Rick Epping wrote the original article in the form of an email to harp-l email group. Later someone saw it's merit, and it appeared at http://www.geocities.com/CollegePark/Theater/2845/harmonicas/tuning.txt and lived there for some years. However that site has now gone. A few important corrections have been made since it first appeared, and Rick has given his permission for it to live here.
Date: Thu, 14 Sep 2006 11:17:06 +0100
From: "rick epping"
Subject: [Harp-L] Re: Special 20 Tuning
At the time I started at Hohner in 1987, the temperament pendulum for
Marine Bands and Special 20s had swung from Just Intonation "well" toward
Equal Temperament (pardon the pun), so much so that blues players were
complaining that they were having to modify their playing styles;
the 5- & 9-draw at that time were tuned up so close to ET that players
were not comfortable playing long, expressive 7th chords using the
5 hole draw.
It was thought that the advent of inexpensive quartz tuners may have been partly to blame, as many players had been complaining that their harps were not in tune with their tuners. Or perhaps it was, thanks to the folk and blues revivals of the '60s and the introduction of the harmonica into rock music, the more widespread use of the diatonic in emsemble with ET instruments rather than as a solo instrument, that was the main cause for complaint of their being out of tune.
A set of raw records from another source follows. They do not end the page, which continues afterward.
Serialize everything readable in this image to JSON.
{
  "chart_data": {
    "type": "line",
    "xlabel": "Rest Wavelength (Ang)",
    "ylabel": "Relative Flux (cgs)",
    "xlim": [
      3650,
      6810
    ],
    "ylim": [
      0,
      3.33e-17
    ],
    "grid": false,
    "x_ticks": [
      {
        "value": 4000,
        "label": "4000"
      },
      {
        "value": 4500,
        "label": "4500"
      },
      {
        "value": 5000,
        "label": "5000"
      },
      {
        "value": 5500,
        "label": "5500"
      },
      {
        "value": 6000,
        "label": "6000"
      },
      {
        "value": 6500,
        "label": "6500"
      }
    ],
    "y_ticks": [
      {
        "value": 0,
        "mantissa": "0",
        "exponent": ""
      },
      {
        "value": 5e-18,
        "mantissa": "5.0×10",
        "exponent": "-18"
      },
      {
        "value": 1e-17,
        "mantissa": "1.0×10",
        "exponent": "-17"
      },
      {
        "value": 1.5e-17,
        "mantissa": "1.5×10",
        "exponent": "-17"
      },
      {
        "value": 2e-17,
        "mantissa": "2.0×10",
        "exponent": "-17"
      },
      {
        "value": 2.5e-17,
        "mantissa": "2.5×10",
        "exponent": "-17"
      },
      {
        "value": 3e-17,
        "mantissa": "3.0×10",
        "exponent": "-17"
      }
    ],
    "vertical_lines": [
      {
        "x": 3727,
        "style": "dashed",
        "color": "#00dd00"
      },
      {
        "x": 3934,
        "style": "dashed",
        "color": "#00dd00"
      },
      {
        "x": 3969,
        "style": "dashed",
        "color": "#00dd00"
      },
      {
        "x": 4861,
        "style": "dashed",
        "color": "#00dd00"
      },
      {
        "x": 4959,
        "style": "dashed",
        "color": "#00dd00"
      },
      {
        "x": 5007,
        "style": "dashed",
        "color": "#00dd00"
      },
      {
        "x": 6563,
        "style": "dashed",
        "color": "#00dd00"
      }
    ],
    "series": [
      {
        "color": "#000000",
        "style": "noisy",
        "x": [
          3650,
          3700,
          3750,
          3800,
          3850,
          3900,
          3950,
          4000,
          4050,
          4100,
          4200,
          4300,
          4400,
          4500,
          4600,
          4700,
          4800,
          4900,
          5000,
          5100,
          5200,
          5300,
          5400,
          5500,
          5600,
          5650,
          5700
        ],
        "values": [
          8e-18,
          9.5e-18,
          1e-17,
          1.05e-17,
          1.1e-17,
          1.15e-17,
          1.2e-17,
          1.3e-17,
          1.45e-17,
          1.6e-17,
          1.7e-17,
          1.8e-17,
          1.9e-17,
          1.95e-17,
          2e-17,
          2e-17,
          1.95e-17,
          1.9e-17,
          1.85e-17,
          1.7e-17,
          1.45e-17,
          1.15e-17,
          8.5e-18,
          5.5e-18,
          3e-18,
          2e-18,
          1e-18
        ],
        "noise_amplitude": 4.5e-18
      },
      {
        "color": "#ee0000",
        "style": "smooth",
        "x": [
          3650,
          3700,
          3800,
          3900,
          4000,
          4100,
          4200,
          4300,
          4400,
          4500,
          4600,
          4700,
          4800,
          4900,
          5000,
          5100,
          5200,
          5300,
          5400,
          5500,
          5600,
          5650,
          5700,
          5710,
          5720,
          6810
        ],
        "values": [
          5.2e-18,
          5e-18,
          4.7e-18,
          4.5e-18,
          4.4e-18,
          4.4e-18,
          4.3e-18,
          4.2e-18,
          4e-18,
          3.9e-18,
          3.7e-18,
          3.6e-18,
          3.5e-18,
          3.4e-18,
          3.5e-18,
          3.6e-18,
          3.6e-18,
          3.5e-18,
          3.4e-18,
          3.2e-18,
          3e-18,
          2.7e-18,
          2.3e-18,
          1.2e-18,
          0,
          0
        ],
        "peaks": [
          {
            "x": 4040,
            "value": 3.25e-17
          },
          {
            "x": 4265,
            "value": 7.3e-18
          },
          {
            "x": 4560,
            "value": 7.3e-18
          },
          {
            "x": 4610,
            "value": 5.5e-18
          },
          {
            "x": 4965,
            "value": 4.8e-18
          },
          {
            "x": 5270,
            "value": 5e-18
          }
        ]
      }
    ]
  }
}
In any case, it was given to me to come up with a new tuning that would better satisfy the blues players without leaving the instrument too remote from other ET instruments. This task came about around the same time that the automated, Richter MS production was in development and, as the Marine Band was the instrument of choice for the blues players, I took the opportunity to devise a tuning for the MS series that remained closer to ET, particularly with regard to the 5- & 9-draw notes, which in the MS series are more in tune for 1st position subdominant chords than are the Marine Band and Special 20.
I supplied the tuning charts and samples to the factory in Germany but I don't know who came up with the term, compromise tuning.